The world No. 3 is still looking for his first major win and has the second-shortest odds of any player alongside Spieth and Justin Thomas, despite struggling to find form after finishing fifth at The Masters.

At the same time, there are plenty of reasons to feel positive about Rahm. The Spaniard is a brilliant links player and, although he doesn't possess the power of Bryson DeChambeau, he is a great striker of the ball. Given that the last 36 majors were won by players ranked in the world's top 50 and that 15 of the last 21 went to first-time winners, backing Rahm at 14-1 could be a shrewd decision.

Viktor Hovland

The Norwegian arrives at the PGA Championship in great form after back-to-back third-place finishes in his last two starts at the Valspar Championship and the Wells Fargo Open. Hovland ranks second in the field in strokes gained over the last 24 rounds, third in strokes gained off the tee and 11th in strokes gained in approach over the same period. At 22-1, Hovland could be excellent value.

Collin Morikawa

Morikawa is a 30-1 shot to defend the title he won at Harding Park in San Francisco nine months ago. The 24-year-old missed the cut at the Zurich Classic in his latest start, but had two top 20 finishes in his previous two events, including 18th place at The Masters.
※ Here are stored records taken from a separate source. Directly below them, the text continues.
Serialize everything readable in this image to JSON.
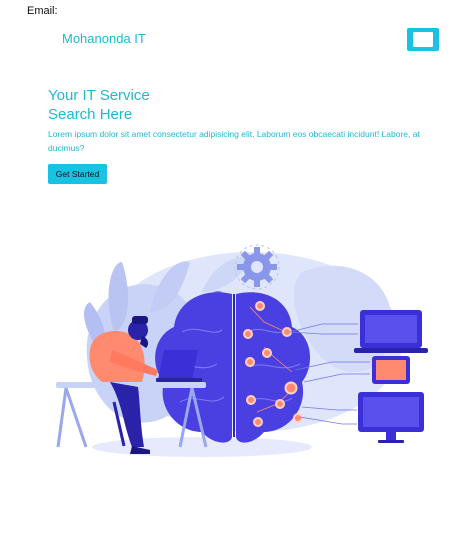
{
  "header": {
    "email_label": "Email:",
    "brand": "Mohanonda IT"
  },
  "hero": {
    "title_line1": "Your IT Service",
    "title_line2": "Search Here",
    "description": "Lorem ipsum dolor sit amet consectetur adipisicing elit. Laborum eos obcaecati incidunt! Labore, at ducimus?",
    "cta_label": "Get Started"
  },
  "colors": {
    "accent": "#17c2e3",
    "brand_text": "#1fb8d4",
    "illustration_primary": "#4a3fe0",
    "illustration_soft": "#c9d3f7",
    "node_orange": "#ff8a70"
  },
  "icons": {
    "menu": "menu-toggle-icon"
  }
}
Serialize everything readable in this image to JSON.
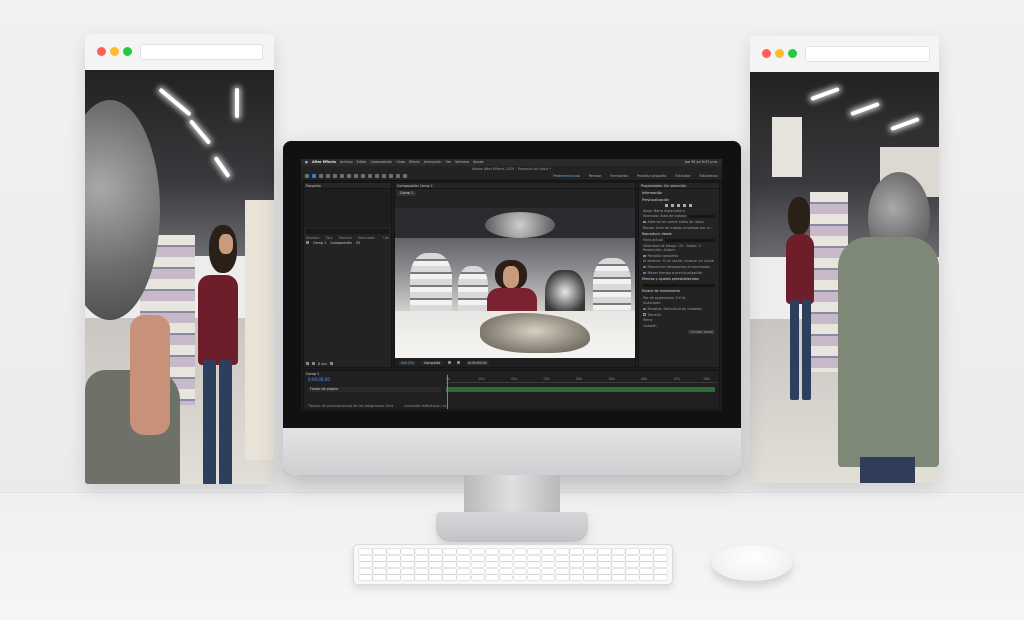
{
  "colors": {
    "traffic_red": "#ff5f57",
    "traffic_yellow": "#febc2e",
    "traffic_green": "#28c840",
    "ae_accent": "#2f7fe6",
    "timecode_blue": "#4f9bff"
  },
  "after_effects": {
    "menubar": {
      "app": "After Effects",
      "menus": [
        "Archivo",
        "Editar",
        "Composición",
        "Capa",
        "Efecto",
        "Animación",
        "Ver",
        "Ventana",
        "Ayuda"
      ],
      "clock": "Jue 30 Jul 9:57 p.m."
    },
    "window_title": "Adobe After Effects 2024 - Proyecto sin título *",
    "workspaces": [
      "Predeterminado",
      "Revisar",
      "Formación",
      "Pantalla pequeña",
      "Estándar",
      "Bibliotecas"
    ],
    "project_panel": {
      "title": "Proyecto",
      "columns": [
        "Nombre",
        "Tipo",
        "Tamaño",
        "Velocidad...",
        "Ubi"
      ],
      "items": [
        {
          "name": "Comp 1",
          "type": "Composición",
          "rate": "25"
        }
      ],
      "footer_bpc": "8 bpc"
    },
    "comp_panel": {
      "title": "Composición Comp 1",
      "tab": "Comp 1",
      "footer_zoom": "Oct (%)",
      "footer_quality": "Completa",
      "footer_time": "0;00;00;00"
    },
    "properties_panel": {
      "title": "Propiedades: Sin selección",
      "sections": [
        {
          "head": "Información",
          "lines": []
        },
        {
          "head": "Previsualización",
          "lines": [
            "Atajo: Barra espaciadora",
            "Intervalo: Área de trabajo",
            "Alternar en caché antes de repro.",
            "Rango: Área de trabajo ampliada por vi..."
          ]
        },
        {
          "head": "Reproducir desde",
          "lines": [
            "Hora actual",
            "Velocidad de fotogr.: 25 · Saltar: 0 · Resolución: Autom.",
            "Pantalla completa",
            "Al detener: Si se caché, mostrar en caché",
            "Reproducir fotogramas almacenados",
            "Mover tiempo a previsualización"
          ]
        },
        {
          "head": "Efectos y ajustes preestablecidos",
          "lines": []
        },
        {
          "head": "Enlace de movimiento",
          "lines": [
            "Par de segmentos: 0.0 fp",
            "Suavizado",
            "Muestra: Estructura de modelos",
            "Tamaño",
            "Reina",
            "Ocasión"
          ]
        }
      ],
      "button": "Ocultar panel"
    },
    "timeline": {
      "tab": "Comp 1",
      "timecode": "0;00;00;00",
      "layer": "Fondo de página",
      "ticks": [
        "0s",
        "01s",
        "02s",
        "03s",
        "04s",
        "05s",
        "06s",
        "07s",
        "08s"
      ],
      "footer": "Tiempo de procesamiento de los fotogramas: 0ms",
      "footer_right": "Conmutar definitivos / m..."
    }
  }
}
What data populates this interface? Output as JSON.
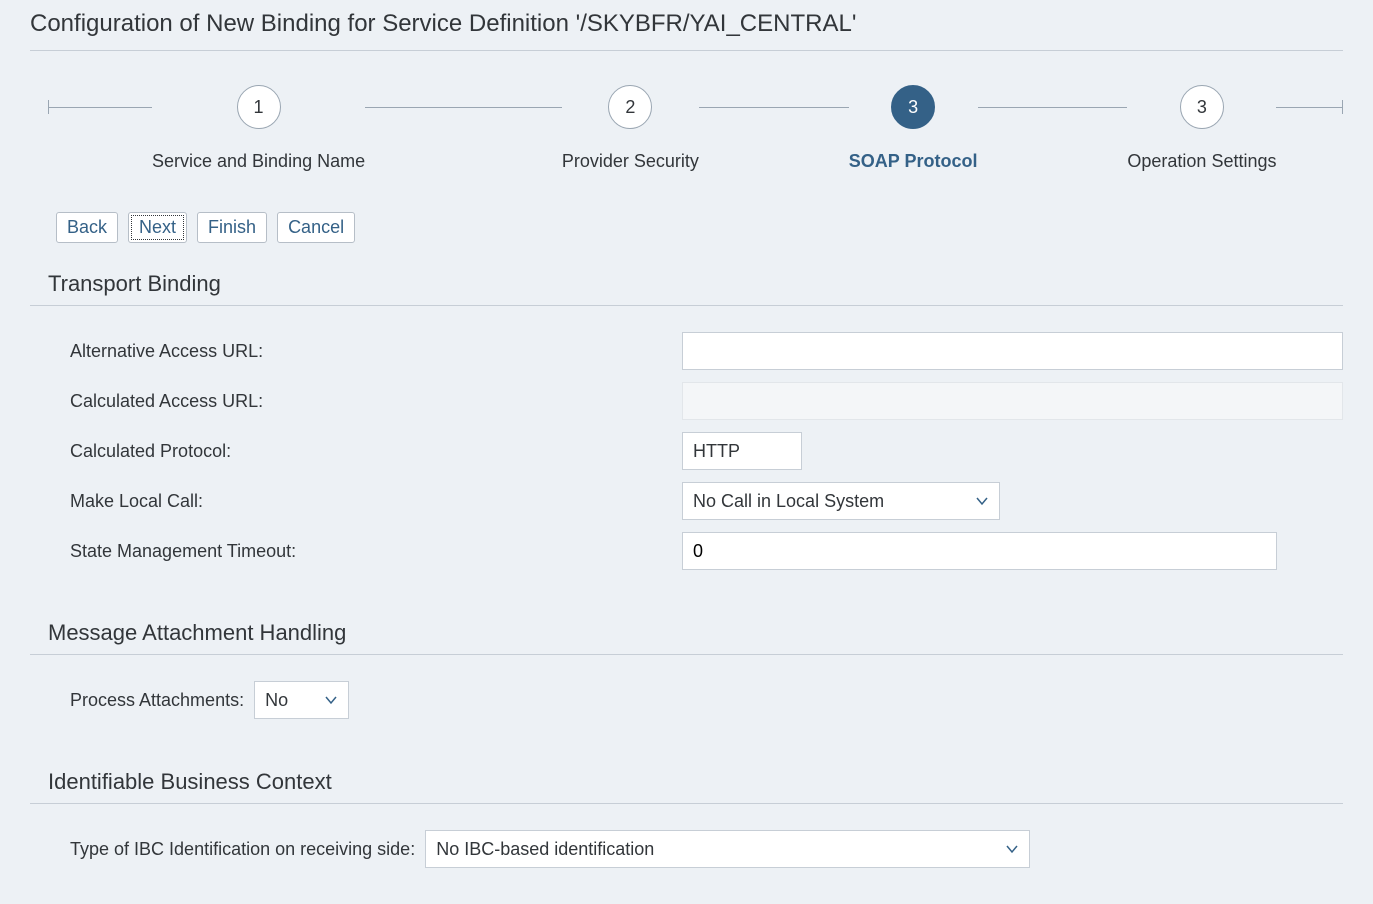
{
  "page_title": "Configuration of New Binding for Service Definition '/SKYBFR/YAI_CENTRAL'",
  "stepper": {
    "active_index": 2,
    "steps": [
      {
        "num": "1",
        "label": "Service and Binding Name"
      },
      {
        "num": "2",
        "label": "Provider Security"
      },
      {
        "num": "3",
        "label": "SOAP Protocol"
      },
      {
        "num": "3",
        "label": "Operation Settings"
      }
    ]
  },
  "buttons": {
    "back": "Back",
    "next": "Next",
    "finish": "Finish",
    "cancel": "Cancel"
  },
  "sections": {
    "transport": {
      "title": "Transport Binding",
      "alt_url_label": "Alternative Access URL:",
      "alt_url_value": "",
      "calc_url_label": "Calculated Access URL:",
      "calc_url_value": "",
      "calc_proto_label": "Calculated Protocol:",
      "calc_proto_value": "HTTP",
      "local_call_label": "Make Local Call:",
      "local_call_value": "No Call in Local System",
      "timeout_label": "State Management Timeout:",
      "timeout_value": "0"
    },
    "attach": {
      "title": "Message Attachment Handling",
      "process_label": "Process Attachments:",
      "process_value": "No"
    },
    "ibc": {
      "title": "Identifiable Business Context",
      "type_label": "Type of IBC Identification on receiving side:",
      "type_value": "No IBC-based identification"
    }
  }
}
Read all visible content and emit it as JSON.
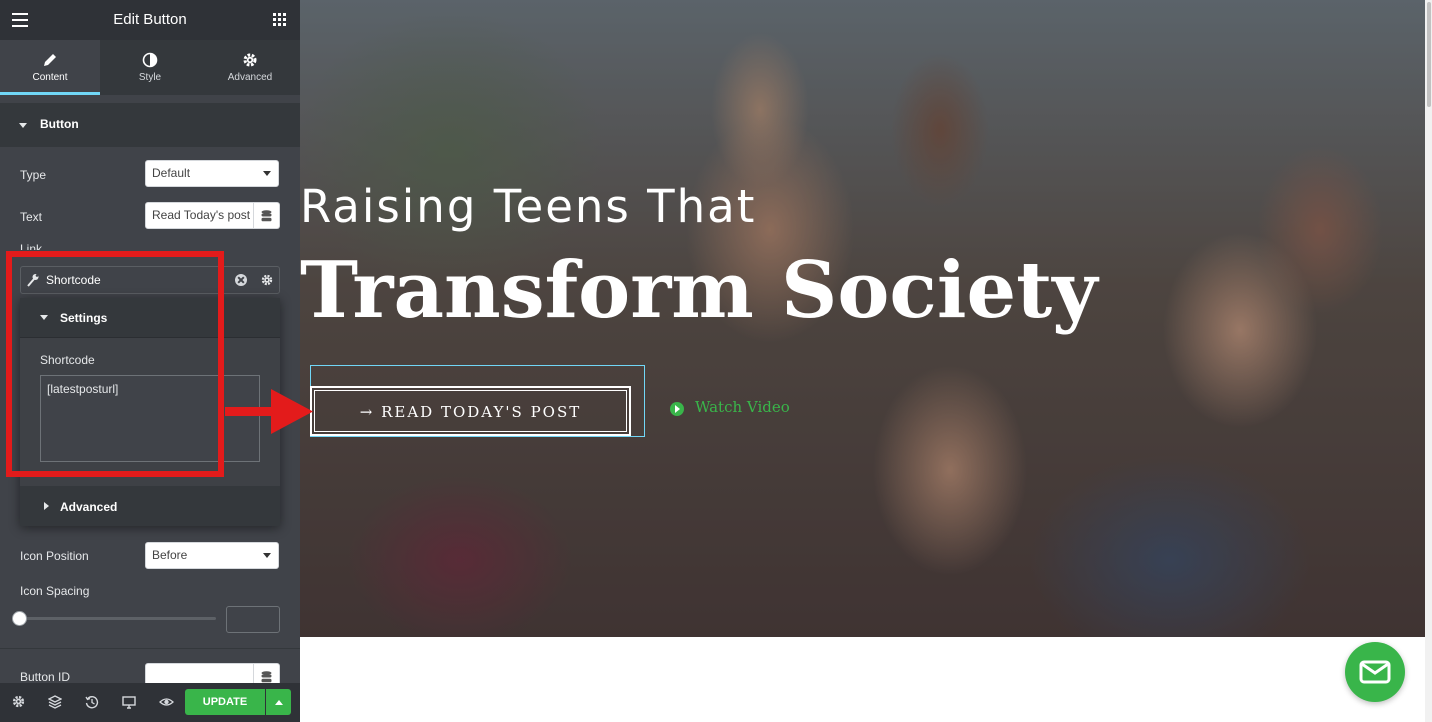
{
  "panel": {
    "title": "Edit Button",
    "tabs": [
      {
        "label": "Content",
        "icon": "pencil-icon"
      },
      {
        "label": "Style",
        "icon": "contrast-icon"
      },
      {
        "label": "Advanced",
        "icon": "gear-icon"
      }
    ],
    "section_title": "Button",
    "type_label": "Type",
    "type_value": "Default",
    "text_label": "Text",
    "text_value": "Read Today's post",
    "link_label": "Link",
    "dynamic_tag": "Shortcode",
    "popover": {
      "settings_title": "Settings",
      "shortcode_label": "Shortcode",
      "shortcode_value": "[latestposturl]",
      "advanced_title": "Advanced"
    },
    "icon_position_label": "Icon Position",
    "icon_position_value": "Before",
    "icon_spacing_label": "Icon Spacing",
    "icon_spacing_value": 0,
    "button_id_label": "Button ID",
    "update_label": "UPDATE"
  },
  "preview": {
    "headline_1": "Raising Teens That",
    "headline_2": "Transform Society",
    "cta_label": "READ TODAY'S POST",
    "watch_label": "Watch Video"
  },
  "colors": {
    "panel_bg": "#404349",
    "accent_tab": "#71d7f7",
    "update_green": "#39b54a",
    "annotation_red": "#e31b1b"
  }
}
Morikawa ranks No. 1 in strokes gained on approach and first in strokes gained tee to green over his last 24 rounds. He could be a player to watch in South Carolina.

Tyrrell Hatton

Hatton won the Abu Dhabi HSBC Championship in January—his third title in 11 months—before cooling off. However, he finished a career-best 18th at The Masters and Kiawah Island should suit his style. The Englishman relishes links courses—he won the Dunhill Links Championship back-to-back in 2016 and 2017—and finished third at the RBC Heritage at Harbour Town last year on a course designed by Dye.

Like Rahm, he fits the profile of a major winner in terms of world ranking—Hatton is No. 9—and in terms of not having won one of golf's four big tournaments yet, making him too good to pass up at 85-1.